The report charges that “a savvy engineer could reverse DJI’s implementation for malicious purposes to spoof Drone ID beacons.”

In a March white paper, DJI said that in “many discussions with policymakers and community members around the world, a theme has emerged about one way in which drones are different from many other technologies: the remoteness of the operator.”

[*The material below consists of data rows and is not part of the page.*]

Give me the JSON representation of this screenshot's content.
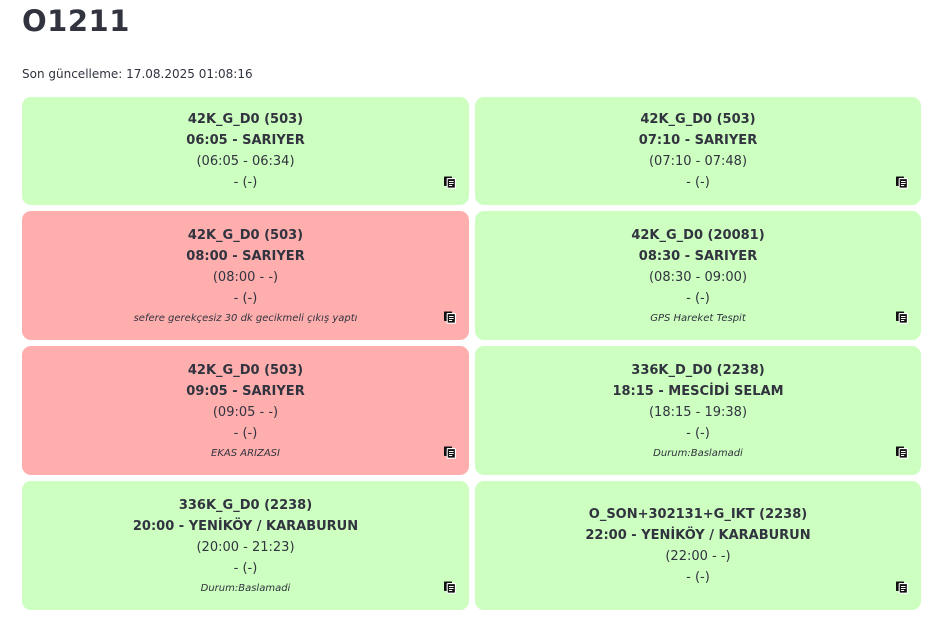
{
  "page": {
    "title": "O1211",
    "last_update": "Son güncelleme: 17.08.2025 01:08:16"
  },
  "colors": {
    "ok": "#ccffc0",
    "late": "#ffaeae"
  },
  "trips": [
    {
      "status": "ok",
      "route": "42K_G_D0 (503)",
      "departure": "06:05 - SARIYER",
      "range": "(06:05 - 06:34)",
      "extra": "- (-)",
      "note": "",
      "icon": "copy-icon"
    },
    {
      "status": "ok",
      "route": "42K_G_D0 (503)",
      "departure": "07:10 - SARIYER",
      "range": "(07:10 - 07:48)",
      "extra": "- (-)",
      "note": "",
      "icon": "copy-icon"
    },
    {
      "status": "late",
      "route": "42K_G_D0 (503)",
      "departure": "08:00 - SARIYER",
      "range": "(08:00 - -)",
      "extra": "- (-)",
      "note": "sefere gerekçesiz 30 dk gecikmeli çıkış yaptı",
      "icon": "copy-icon"
    },
    {
      "status": "ok",
      "route": "42K_G_D0 (20081)",
      "departure": "08:30 - SARIYER",
      "range": "(08:30 - 09:00)",
      "extra": "- (-)",
      "note": "GPS Hareket Tespit",
      "icon": "copy-icon"
    },
    {
      "status": "late",
      "route": "42K_G_D0 (503)",
      "departure": "09:05 - SARIYER",
      "range": "(09:05 - -)",
      "extra": "- (-)",
      "note": "EKAS ARIZASI",
      "icon": "copy-icon"
    },
    {
      "status": "ok",
      "route": "336K_D_D0 (2238)",
      "departure": "18:15 - MESCİDİ SELAM",
      "range": "(18:15 - 19:38)",
      "extra": "- (-)",
      "note": "Durum:Baslamadi",
      "icon": "copy-icon"
    },
    {
      "status": "ok",
      "route": "336K_G_D0 (2238)",
      "departure": "20:00 - YENİKÖY / KARABURUN",
      "range": "(20:00 - 21:23)",
      "extra": "- (-)",
      "note": "Durum:Baslamadi",
      "icon": "copy-icon"
    },
    {
      "status": "ok",
      "route": "O_SON+302131+G_IKT (2238)",
      "departure": "22:00 - YENİKÖY / KARABURUN",
      "range": "(22:00 - -)",
      "extra": "- (-)",
      "note": "",
      "icon": "copy-icon"
    }
  ]
}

“Unlike manned aircraft, automobiles, mobile telephones with cameras, and other imaging devices, drones are remotely operated. In many cases, particularly in jurisdictions limiting operations to visual line of sight, the operator is near the unmanned aircraft while in flight and it is not difficult to locate her. In some instances, she is not. In those instances, if the operator is actually doing something that everyone would readily agree is unlawful, there is an accountability challenge,” the paper continues. “Remote identification, properly and reasonably deployed, could significantly help to address that challenge. It might also provide a measure of social comfort to those who are unfamiliar with the technology and have anxieties about its use, founded or unfounded.”

Security agencies protecting sensitive locations, the report added, would benefit from a drone “identification regime” in that the information gleaned “can suggest a tactical response to approaching UAS that are not cooperating.”

“For these reasons, DJI supports the concept of remote identification. However, we urge that the development and implementation of such a mechanism be thoughtful, tailored to address and solve the actual challenge, and take into consideration other important interests.”

In August, the U.S. Army halted use of drones from the Chinese manufacturer over cyber vulnerability concerns. DJI responded by announcing development of a “local data mode” that “stops internet traffic to and from its flight control apps, in order to provide enhanced data privacy assurances for sensitive government and enterprise customers.”